Cool : Ça continue à te faire autant d’effets quand tu termines un disque à présent ?
RENAUD : Oh oui ! Quand je vois arriver l’album fini, avec les photos, la mise en page et tout, j’ai l’impression que c’est une naissance, comme un petit dernier, le petit nouveau de la famille qui vient de naître. C’est beau. Je le regarde.
Cool : As-tu l’impressions de tout dire dans tes chansons ou aimerais-tu avoir un contact plus important avec le public ?
RENAUD : J’aimerais ne faire que des chansons, plus d’interview où le réponds à des questions du type : « Oui je sais, d’où je viens, pourquoi je vis, qu’est-ce que je pense de ceci, de cela… ».
Cool : Toi-même, n’est-tu pas curieux en ce qui concerne les gens que tu admires ?
RENAUD : Si. Et je sais que ça correspond à un désir du public, d’en savoir plus sur les gens qu’ils aiment, mais moi je ne suis pas un homme publique.
Cool : On dirait que tu as peur du pouvoir que tu peux avoir pour le public ?
RENAUD : Bien sûr, oui. Je ne veux pas que mes chansons soient prises au premier degré, ce qui a été le cas à une époque. Je sais aussi que les chanteurs peuvent parfois avoir autant de presse que les hommes politiques parce qu’ils emploient moins le mensonge. Nous, on a la musique qui aide, qui enjolive les propos, ais les gens n’ont pas besoin d’artistes. Moi, j’ai vraiment l’impression que les gens attendent de moi autant que dans mes chansons, alors je me tue à leur dire que mes chansons sont plus grandes que moi. Les chansons, c’est du travail, c’est du boulot, c’est toutes mes tripes qui sortent, c’est des jours et des heures à chercher le mot juste. Je donne vraiment le meilleur de moi-même dans mes chansons. Je donne tout ce que j’ai.

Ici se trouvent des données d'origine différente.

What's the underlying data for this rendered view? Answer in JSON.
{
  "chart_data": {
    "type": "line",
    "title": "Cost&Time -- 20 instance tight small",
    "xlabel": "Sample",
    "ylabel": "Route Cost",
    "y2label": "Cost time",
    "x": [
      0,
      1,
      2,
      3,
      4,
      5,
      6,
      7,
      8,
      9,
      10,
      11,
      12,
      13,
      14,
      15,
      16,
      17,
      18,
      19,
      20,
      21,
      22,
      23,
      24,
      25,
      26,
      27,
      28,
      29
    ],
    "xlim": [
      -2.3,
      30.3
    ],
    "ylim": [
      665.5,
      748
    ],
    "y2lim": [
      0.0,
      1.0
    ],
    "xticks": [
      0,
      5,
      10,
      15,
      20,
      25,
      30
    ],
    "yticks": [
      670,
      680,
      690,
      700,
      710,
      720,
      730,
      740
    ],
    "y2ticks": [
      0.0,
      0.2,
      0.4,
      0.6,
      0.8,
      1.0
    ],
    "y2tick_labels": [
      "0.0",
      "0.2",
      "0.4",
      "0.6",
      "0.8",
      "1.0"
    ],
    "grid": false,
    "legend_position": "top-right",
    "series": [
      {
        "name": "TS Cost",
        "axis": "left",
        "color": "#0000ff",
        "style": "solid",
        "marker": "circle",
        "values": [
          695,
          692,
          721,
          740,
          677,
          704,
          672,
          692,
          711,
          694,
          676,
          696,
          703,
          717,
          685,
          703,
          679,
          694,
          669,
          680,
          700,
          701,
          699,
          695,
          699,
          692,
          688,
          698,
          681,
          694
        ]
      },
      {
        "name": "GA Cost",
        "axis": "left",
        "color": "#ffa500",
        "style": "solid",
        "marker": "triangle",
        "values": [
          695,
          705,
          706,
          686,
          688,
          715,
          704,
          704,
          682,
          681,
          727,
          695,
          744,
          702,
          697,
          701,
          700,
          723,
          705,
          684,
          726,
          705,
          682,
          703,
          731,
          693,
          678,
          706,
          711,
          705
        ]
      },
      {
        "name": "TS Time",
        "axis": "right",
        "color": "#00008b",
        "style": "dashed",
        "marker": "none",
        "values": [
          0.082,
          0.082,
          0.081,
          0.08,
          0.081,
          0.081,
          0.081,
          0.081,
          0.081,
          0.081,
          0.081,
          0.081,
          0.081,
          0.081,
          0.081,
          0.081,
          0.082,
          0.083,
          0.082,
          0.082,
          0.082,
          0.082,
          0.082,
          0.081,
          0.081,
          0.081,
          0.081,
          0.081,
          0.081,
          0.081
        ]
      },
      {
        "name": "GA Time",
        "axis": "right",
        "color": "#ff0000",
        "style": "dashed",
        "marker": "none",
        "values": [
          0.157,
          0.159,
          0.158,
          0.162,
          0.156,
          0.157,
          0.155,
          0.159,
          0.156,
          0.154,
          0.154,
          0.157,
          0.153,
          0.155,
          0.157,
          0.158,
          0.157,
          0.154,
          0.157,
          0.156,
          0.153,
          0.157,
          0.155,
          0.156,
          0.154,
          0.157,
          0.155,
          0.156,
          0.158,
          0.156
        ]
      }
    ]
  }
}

Le reste, ce sont des propos de bistrot que je tiens, sur la vie, sur la politique, sur la société. Mon discours est complètement banal, je crois.
Cool : Le fait qu’on devienne un chanteur important, écouté, c’est qu’on travaille dix fois plus que les autres, qu’on a plus de charme que les autres, qu’on prend plus de risques ?
RENAUD : La chance m’a sûrement aidé. Je dis souvent que ma main doit être guidée. Je crois au destin et à une inspiration divine, pas religieuse, qui ne fait écrire des choses qui plaisent aux gens, qui me dépassent. Parce que tu sais, dans la vie, je sors au restau, avec les copains, j’ai jamais raison, je m’engueule tout le temps avec mos potes. Je sais pas, j’ai cette qualité, je ne sais pas si c’est un don, pas au sens positif, mais au sens que c’est pas de ma faute de savoir exprimer les choses que les gens ont envie d’entendre et que les gens pensent sans savoir les exprimer. Il paraît que je sais parler de ces choses, soit avec humour, soit avec tendresse ou virulence.
Cool : De la « Pizza du Marais » au Zénith, il s’est passé beaucoup de choses. Quelles sont les différences entres tes rêves de l’époque et ta vie d’aujourd’hui ?
RENAUD : Je m’imaginais un métier en me disant : « le show-business, c’est tous des pourris » et finalement, il y a beaucoup de pourris mais pas plus que dans les autres milieux. Ce qui est sûr, c’est qu’il y a des artistes, des commerçants et quelques-uns qui sont un peu les deux. Ce n’est pas évident de mélanger des gens dont le métier c’est de vendre du disque et d’autres dont c’est avant tout de vouloir vendre, d’écrire, de crier. Il y a les créateurs d’un côté, les marchands de l’autre, mais il y a quand même plus de mecs grands de cœur chez les créateurs.
Cool : Le Zénith, un spectacle sobre ou grande machinerie ?
RENAUD : Le lieu ne se prête pas trop à un spectacle dépouillé. Je vise plutôt d’en foutre plein la vue au public, mais pas avec une machinerie, des confettis, etc. Les gens qui viennent à un spectacle aujourd’hui, qui vont écouter un chanteur, qui payent cher pour voir ça, veulent du show, des lumières, des trucs qui les étonnent et les émerveillent. Je ne vais pas tomber dans la folie pure, de prendre un metteur en scène comme Higelin avec des décors qui bougent, mais je vais faire un petit effort pour qu’il se passe quelque chose de vivant sur scène et que les gens se disent : « On a payé (…) ».